I think this is the season when the NBA, against all odds, has pipped to baseball to become my new favorite sport. I just have so little interest in the product MLB is producing these days, with its pinball ballparks, steroid-hairshirt sportswriting, and lying, profiteering owners, agents, and players. It doesn't hurt that the local nine, for the first time since I moved to Colorado, have become irrelevant even before the Nuggets' season ended.
So I have been soaking up the basketball playoffs. I haven't been as bothered as many about the officiating. Since I haven't been that big a basketball fan for that long, I view the referees as I would umpires -- mostly doing their best at an impossible job, occasionally giving into the pressure of the moment or a flare of ego but on the whole way less than you or I would. The way basketball is called nowadays, the way the league wants it to be called, doing even a C-, 70% job as an NBA ref is an inhuman task. And, deep down, I'm old school. I like the implication: Don't like it? Shut up and practice your free throws.
I love when teams lose in the playoffs because their bigs (or any of their guys) can't make their free throws. I get to give my Rick Barry speech. The best story of this playoffs for me has been the emergence of Dwight Howard as an A-list superstar. How fun is he to watch? He smiles all the time! He's huge, he can throw it down from a standstill right under the basket, he gets 20 rebounds sometimes. And in the playoffs, he's been making his free throws, a wholly new phenomenon for the big man. If he starts missing in the finals, he's gotta call Rick.
The Eastern Conference finals were fun because it was like watching one ideology crush another: Stan Van Gundy's single-post offense vs. Mike Brown's no-switching, no-rotating, all-hustle defense. Brown stubbornly refused to stop playing a frontcourt rotation with at least two guys who could never in a million years cover Rashard Lewis -- for the entire series. It was like watching a little windup toy bash into the wall, over and over and over again. If Brown had gone small, put LeBron at the 4, actually let his point guards handle the ball a little, and let James abuse Lewis off post-ups (or just run past him, since The King apparently is too noble to approach the basket butt-first), the Magic never win the series. But nope, eventually that windup toy is going to break a hole right through that wall. Maybe when they go to the 11-game series.
The Nuggets put on a good show but ultimately gave in to the Lakers, who waited until the last minute to click as they often tend to do. After last season's playoffs it's odd that it was the Cavs, and not the Lakers, who seemed on a mission up until the conference finals. (Although observe what happened to Cleveland.) With the amount of scoring talent Los Angeles has, it can be frustrating to watch guys like Odom and Gasol play lackadaisically. At times it seems their guards -- Kobe is the least of the offenders -- ignore the bigs, but then again even when Derek Fisher plays crappy, he plays crappy hard. Gasol and Odom in particular drift through games at times, even in the conference finals. That seems unlike the behavior of a championship team.

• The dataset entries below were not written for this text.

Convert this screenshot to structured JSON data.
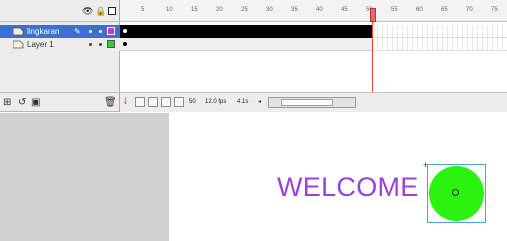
{
  "timeline": {
    "header_icons": [
      "eye-icon",
      "lock-icon",
      "outline-icon"
    ],
    "layers": [
      {
        "name": "lingkaran",
        "selected": true,
        "color": "#cc33cc",
        "icon": "layer-icon"
      },
      {
        "name": "Layer 1",
        "selected": false,
        "color": "#33cc33",
        "icon": "layer-icon"
      }
    ],
    "ruler_ticks": [
      "5",
      "10",
      "15",
      "20",
      "25",
      "30",
      "35",
      "40",
      "45",
      "50",
      "55",
      "60",
      "65",
      "70",
      "75"
    ],
    "current_frame": "50",
    "frame_rate": "12.0 fps",
    "elapsed": "4.1s"
  },
  "stage": {
    "text": "WELCOME",
    "text_color": "#9b3fe0",
    "circle_color": "#2bf20f"
  }
}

And that is how the Finals will go -- the Lakers will certainly win if they get the maximum output from their talent. Orlando is a versatile team with a creative offense, but they're not as good as L.A. if Kobe, Gasol, and Odom romp on them for 70 points and 30 rebounds, as they are all fully capable of doing no matter what Orlando tries to do to defend them. The Magic don't have a second big capable of guarding Gasol when Phil Jackson goes big, unless Marcin (The Polish Hammer) Gortat mutated into O.G. Ben Wallace while no one was looking.

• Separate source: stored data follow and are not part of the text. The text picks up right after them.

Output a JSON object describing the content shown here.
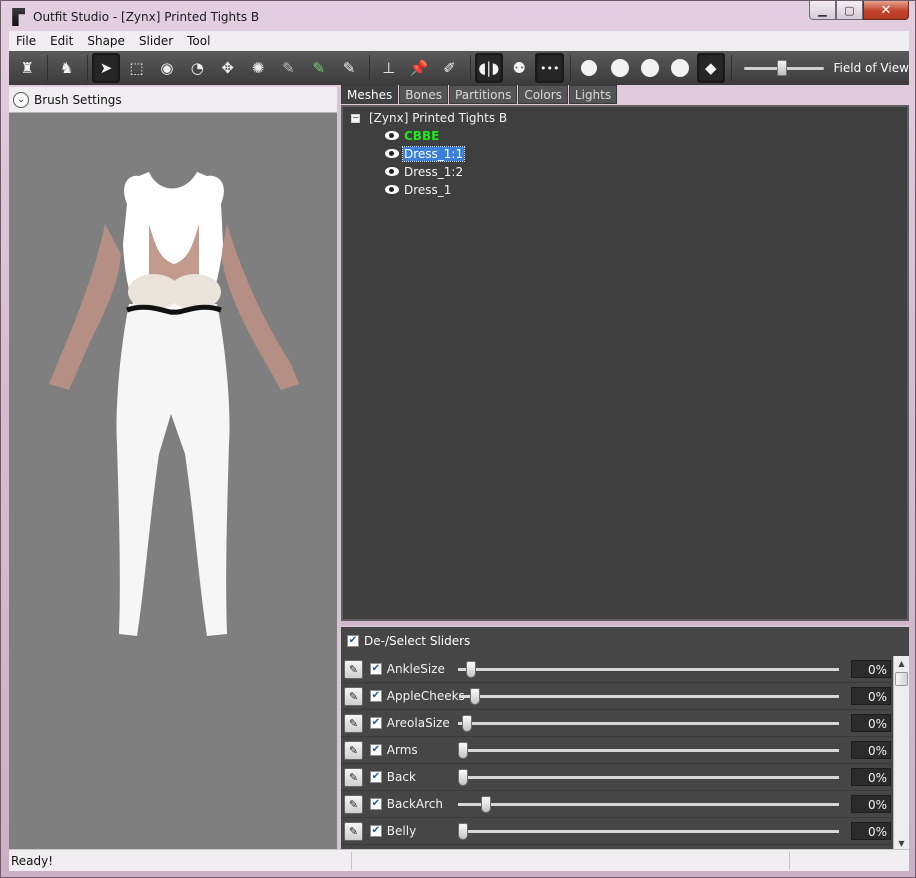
{
  "window": {
    "title": "Outfit Studio - [Zynx] Printed Tights B",
    "controls": [
      "minimize-icon",
      "maximize-icon",
      "close-icon"
    ]
  },
  "menubar": {
    "items": [
      "File",
      "Edit",
      "Shape",
      "Slider",
      "Tool"
    ]
  },
  "toolbar": {
    "fov_label": "Field of View",
    "fov_level": 0.45,
    "buttons": [
      "load-reference-icon",
      "load-outfit-icon",
      "select-brush-icon",
      "mask-brush-icon",
      "inflate-brush-icon",
      "deflate-brush-icon",
      "move-brush-icon",
      "smooth-brush-icon",
      "weight-brush-icon",
      "color-brush-icon",
      "alpha-brush-icon",
      "transform-icon",
      "pivot-icon",
      "vertex-edit-icon",
      "x-mirror-icon",
      "connected-only-icon",
      "global-brush-icon",
      "view-front-icon",
      "view-back-icon",
      "view-left-icon",
      "view-right-icon",
      "perspective-icon"
    ]
  },
  "left_panel": {
    "brush_settings_label": "Brush Settings"
  },
  "tabs": [
    "Meshes",
    "Bones",
    "Partitions",
    "Colors",
    "Lights"
  ],
  "active_tab": "Meshes",
  "mesh_tree": {
    "root": "[Zynx] Printed Tights B",
    "items": [
      {
        "label": "CBBE",
        "reference": true,
        "selected": false
      },
      {
        "label": "Dress_1:1",
        "reference": false,
        "selected": true
      },
      {
        "label": "Dress_1:2",
        "reference": false,
        "selected": false
      },
      {
        "label": "Dress_1",
        "reference": false,
        "selected": false
      }
    ]
  },
  "sliders": {
    "header": "De-/Select Sliders",
    "items": [
      {
        "name": "AnkleSize",
        "value": "0%",
        "position": 0.02
      },
      {
        "name": "AppleCheeks",
        "value": "0%",
        "position": 0.03
      },
      {
        "name": "AreolaSize",
        "value": "0%",
        "position": 0.01
      },
      {
        "name": "Arms",
        "value": "0%",
        "position": 0.0
      },
      {
        "name": "Back",
        "value": "0%",
        "position": 0.0
      },
      {
        "name": "BackArch",
        "value": "0%",
        "position": 0.06
      },
      {
        "name": "Belly",
        "value": "0%",
        "position": 0.0
      }
    ]
  },
  "status": {
    "text": "Ready!"
  },
  "colors": {
    "reference_mesh": "#1ee81e",
    "selection": "#3a7fd9",
    "viewport_bg": "#7f7f7f",
    "tree_bg": "#3f3f3f"
  }
}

Of course, for Phil to put Gasol at the 4 Andrew Bynum has to be effective, not picking up quick, stupid fouls on D-12. That is not as easy as it looks -- Howard has his own atmosphere. There's a double-edged Kobe factor as well. He's clearly on a mission. That could mean that he averages 50 a game for the Finals and the Lakers sweep, but it also could mean that Shannon Brown could miss a couple of open jumpers and Kobe could snap him over his knee like he just struck out swinging on an 0-2 slider. He's been known to freeze out teammates in the playoffs or refuse to shoot or otherwise psychologically freak out before, and clearly the pressure's on him now more than ever before -- LeBron has surpassed him and will get teammates sooner or later and Carmelo and Howard and Wade are all post-Leap and hungry to eclipse him. If the Lakers drop Game 2 at home and then Odom has a classic Lamar Odom in the Fifth Dimension 1-8, 4 rebound game in an ugly loss in Orlando, we could see the first ever mid-Finals trade-him-or-me demand from the Mamba. You never know where the Mamba will strike next!
I don't know what I will watch after basketball is over. Maybe the Royals. We drove out to Kansas City for their opening series against the Yankees, not the first game but the second two of the three-game set. I'd never been to the stadium before they redesigned it this offseason, but it's a small gem. No bad seats, very good fans. There's not much they can do about the extremely unimpressive outfield panorama short of moving Kansas City physically in space like the island from "Lost."